Taxes in Argentina are so high that they drive workers and businesses out of the legal economy. Javier Milei was elected with the promise of ending chronic deficits, taming inflation, and restoring growth. He quickly delivered on the first two points of that promise. Monetary stability and fiscal balance were necessary conditions for growth, but they are not sufficient to restore Argentina’s legacy as a prosperous society.
The real obstacle preventing sustained growth is a tax system that suffocates formal activity and pushes nearly half of the workforce into informality. Of the 155 taxes that fall on businesses and families, just seven account for 87% of total revenue. The World Bank has estimated that these overlapping taxes create an average effective burden exceeding 106% of the earnings of a typical business. This is the second-highest effective corporate tax rate in the world, behind only Comoros, a tiny island nation off the southeast coast of Africa. This level of taxation destroys any incentive to invest or undertake entrepreneurship and makes full compliance impossible.
Employer and employee social security contributions together amount to between 35% and 41% of wages. On top of that, registered workers must pay income tax. These levies create a tax wedge that leads many workers to conclude they can improve their take-home pay by accepting informal arrangements and hiding their income, even if their nominal wages are lower than those of registered, taxpaying workers.
Millions of Argentines have taken refuge in the margins of society to escape these overlapping taxes, emptying the tax base. According to data from the National Institute of Statistics and Census (INDEC), 44.1% of the employed population works in the informal economy. While this may be a rational choice in the face of such perverse incentives, the resulting macroeconomic structure limits opportunities for growth. Informal or non-compliant companies have limited access to credit and few incentives to invest in machinery or train workers, since their main goal is to conceal their activity.

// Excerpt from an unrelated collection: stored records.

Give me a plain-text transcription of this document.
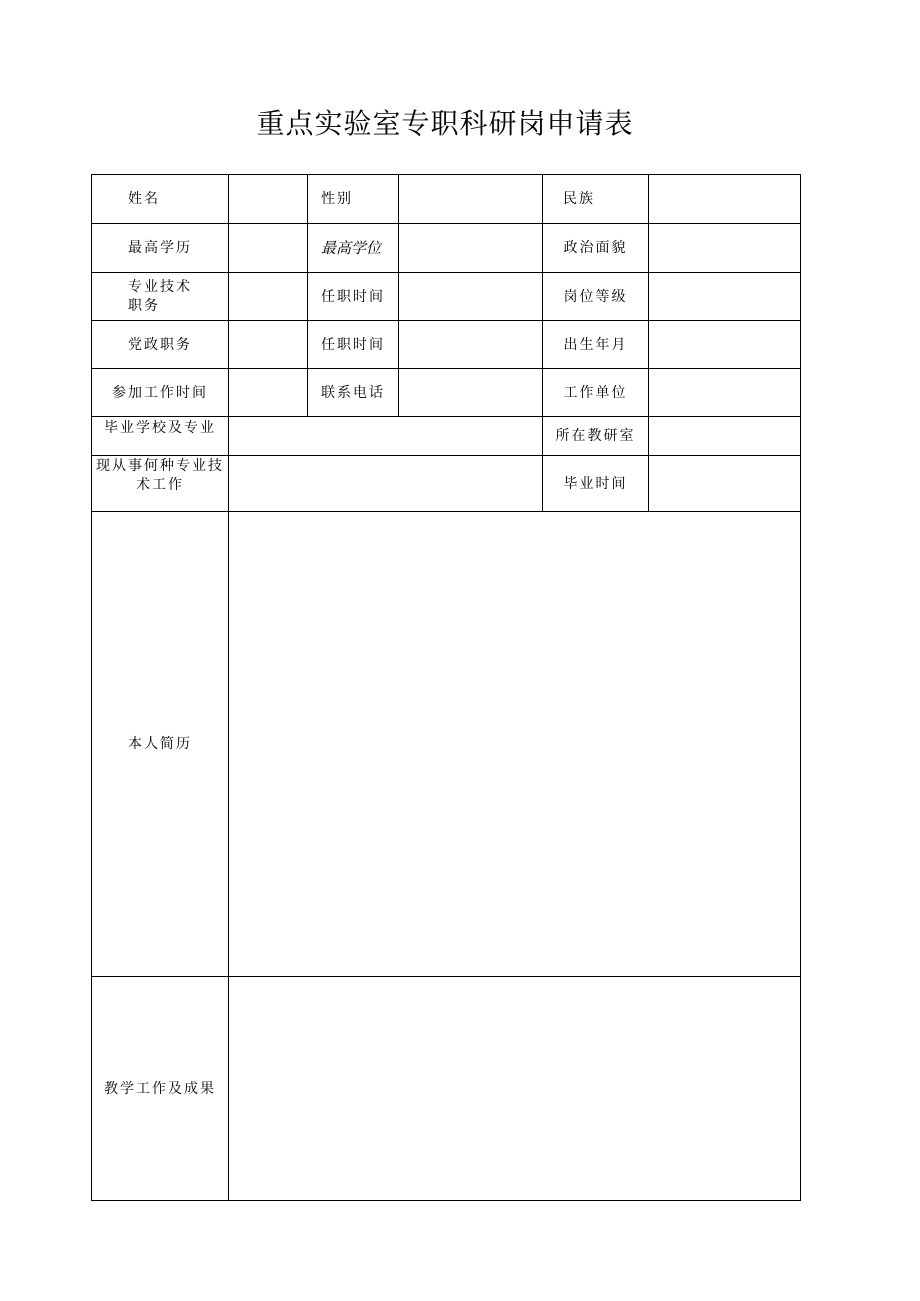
重点实验室专职科研岗申请表
姓名		性别		民族	
最高学历		最高学位		政治面貌	

专业技术
职务		任职时间		岗位等级	
党政职务		任职时间		出生年月	
参加工作时间		联系电话		工作单位	
毕业学校及专业				所在教研室	

现从事何种专业技
术工作				毕业时间	
本人简历					
教学工作及成果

Our research compares INDEC household survey data with variations in provincial gross receipts taxes and shows that higher tax pressure is strongly associated with increased labor informality. In construction, for example, each additional percentage point of taxes corresponds to an 8.5% increase in informality, even after accounting for mitigating factors. This means that every tax increase generates less total revenue because people shift to informality very quickly. In theory, tax cuts could also increase public revenue if households and businesses respond by returning to compliance.
Lowering taxes does not have to be an act of faith. Lawrence, the lead author, recommends a gradual, data-driven approach to tax reform that gives the private sector time to respond before moving to subsequent phases. This approach ensures the stability of public revenue while the tax structure gradually becomes simpler and more rational.
Phase 1 would replace provincial gross receipts taxes with a simple consumer sales tax and reduce the national VAT to 10% in a revenue-neutral manner. At the same time, the revenue-sharing system should be restructured to align spending authority with the political responsibility for raising revenue. Provinces would directly administer and collect many of their own taxes, and some benefit from a transitional stabilization fund to maintain current revenue levels. Milei recently discussed this idea in broad terms.
Phase 2 would progressively eliminate distortive taxes on trade so that Argentina can integrate into global markets. Phase 3 would implement longer-term rate reductions on income tax and social security contributions.
Along with these reforms, the tax amnesty program included in the labor modernization law passed in March 2026 will be a key catalyst for bringing Argentines back into the formal economy. The amnesty allows a company that hires a new registered employee on whose behalf no social security contributions have been made in the last 12 months (an indicator of prior informality) to pay only 2% in employer contributions for up to four years of that employee’s formal employment.
Together, these changes could bring Argentines out of the shadows where they hid from an unworkable tax regime. More fundamentally, they could represent a profound cultural shift, because Argentines would no longer feel compelled to conceal their lives and their income. Mutual trust could once again become a defining feature of Argentine life.
Argentina was once one of the richest countries in the world. It can be again. It only needs the right policy environment.